Ainda, sua soberania sobre a margem Sul do Mar Negro submete a Rússia à
fragilidade estratégica. Por estas razões a Turquia hoje participa
da OTAN.
Estas
condições dariam a qualquer líder condições excepcionais e
suficientes de poder; porém, para Recep
Erdogan parece não
bastar. Para entender este presidente torna-se necessário
compreender a história moderna daquela nação. A partir da
laicidade imposta por Kemal Ataturk à Turquia, derrotada na primeira
Guerra Mundial, o país despiu-se da
influência religiosa na condução dos negócios de Estado. Seguiu-se quase um Século Ocidentalização e modernização, aproximando
o país dos patamares europeus.
Concedendo-lhe justo crédito,
Erdogan, ao longo de seu extenso mandato validado pelas urnas desde 2003,
promoveu notável melhoria dos fundamentos econômicos do país. Por outro lado, apesar de
revindicar participar da União Européia, não teve sucesso graças à rejeição de uma Europa Cristã ao Islã. Embora Ancara tenha se disposto, para tal, seguir a cartilha exigida por Bruxelas, alterando leis, ajustando-se
ao FMI, não conseguiu seu intuito. Terminou por sofrer sério revés. Viu-se frustrada pela
rejeição implícita, ainda que não formalizada. Perdeu seu projeto
Europeu.
No campo
político, voltou-se, então, para o teatro ao qual foi relegado; o Oriente Médio. Não mais sendo a laicidade elemento impositivo
volta-se o líder Turco para sua natural inclinação pela Islamização.
Rejeitado pela Europa, prepara-se para enfrentar os desafios
impostos pela região em que se insere.
Complementando
este quadro, a participação da Turquia na Organização
do Tratado do Atlântico Norte (OTAN)* torna irretorquível sua intima
relação com o Ocidente no que tange prioridades militares.
Sobretudo, permite-lhe uma proteção incomparável contra qualquer
agressor, ainda que não lhe favoreça iniciativas autônomas.
Contudo, fora desta “bolha” de proteção encontram-se as
organizações terroristas. Hoje, seu
principal objetivo político-militar parece ser a neutralização do
PKK, partido político onde se insere a insurgência Curda. Precaver-se, ainda, das incursões do Estado Islâmico torna-se essencial ainda que observadores vejam, neste assunto, comportamento dúbio.

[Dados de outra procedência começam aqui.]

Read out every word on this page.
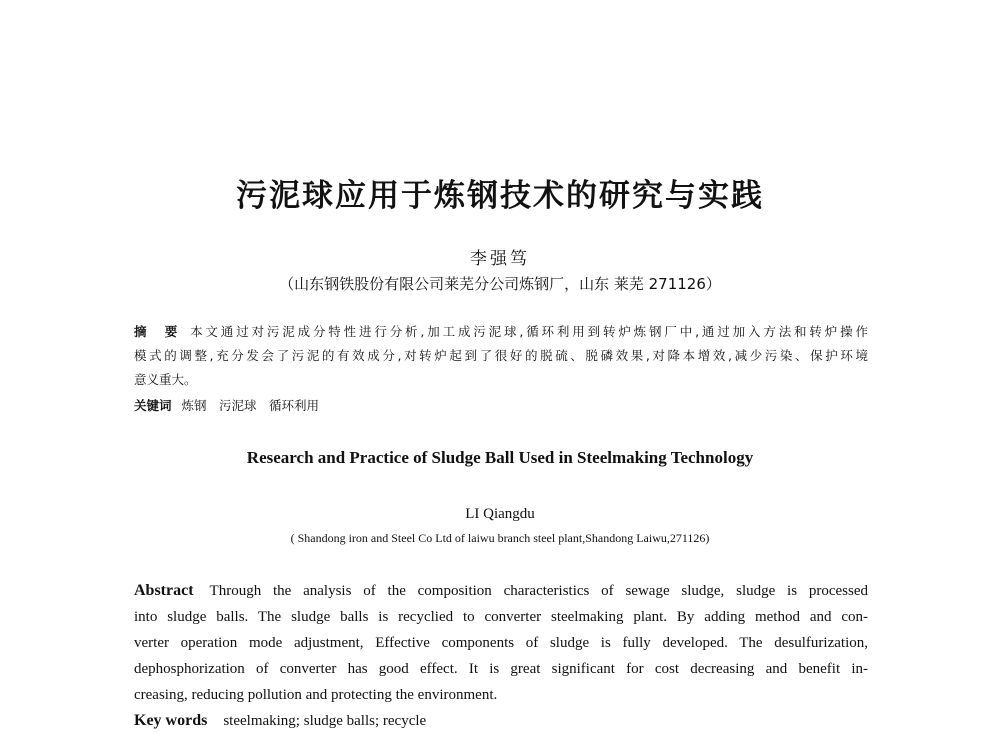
污泥球应用于炼钢技术的研究与实践
李强笃
（山东钢铁股份有限公司莱芜分公司炼钢厂，山东 莱芜 271126）
摘　要 本文通过对污泥成分特性进行分析,加工成污泥球,循环利用到转炉炼钢厂中,通过加入方法和转炉操作
模式的调整,充分发会了污泥的有效成分,对转炉起到了很好的脱硫、脱磷效果,对降本增效,减少污染、保护环境
意义重大。
关键词 炼钢　污泥球　循环利用
Research and Practice of Sludge Ball Used in Steelmaking Technology
LI Qiangdu
( Shandong iron and Steel Co Ltd of laiwu branch steel plant,Shandong Laiwu,271126)
Abstract Through the analysis of the composition characteristics of sewage sludge, sludge is processed
into sludge balls. The sludge balls is recyclied to converter steelmaking plant. By adding method and con-
verter operation mode adjustment, Effective components of sludge is fully developed. The desulfurization,
dephosphorization of converter has good effect. It is great significant for cost decreasing and benefit in-
creasing, reducing pollution and protecting the environment.
Key words steelmaking; sludge balls; recycle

Já, extra-fronteiras, parece ser o
intuito de Ancara influir na reconstrução de uma Síria pós-Assad. Tal desiderato acentuaria sua influência junto aos demais Estados Árabes. Ainda, sua ligação com a Irmandade Muçulmana, disperso por toda a região, traz a tona novo fator a ser avaliado.
Contudo, o
presidente Turco está longe de conquistar plena estabilidade
interna, essencial à implementação de objetivos externos. Seria imprudente descartar-se a resiliência de forte
corrente anti-governo no exército, tradicionalmente laico. Em
manobras ousadas e bem sucedidas, Erdogan reduziu a influência dos generais, porém as condições que permitiram a recente
tentativa de um golpe de estado, ainda que debelado, revelam relevante corrente de descontentamento no oficialato.
A pergunta
parece pervasiva nas ruas de Istambul e Ancara: a esta insatisfação
somar-se-ia uma presumida cumplicidade do Pentágono? Estaria
Washington preocupada, a ponto de intervir no destino político deste
aliado que se torna, progressivamente, mais desconfortável? Até que
ponto o evidente amálgama politico-teológico constatado em Ancara
poderá romper a confiança do estamento politico-militar
norte-americano? Neste momento e nesta região tudo é possível.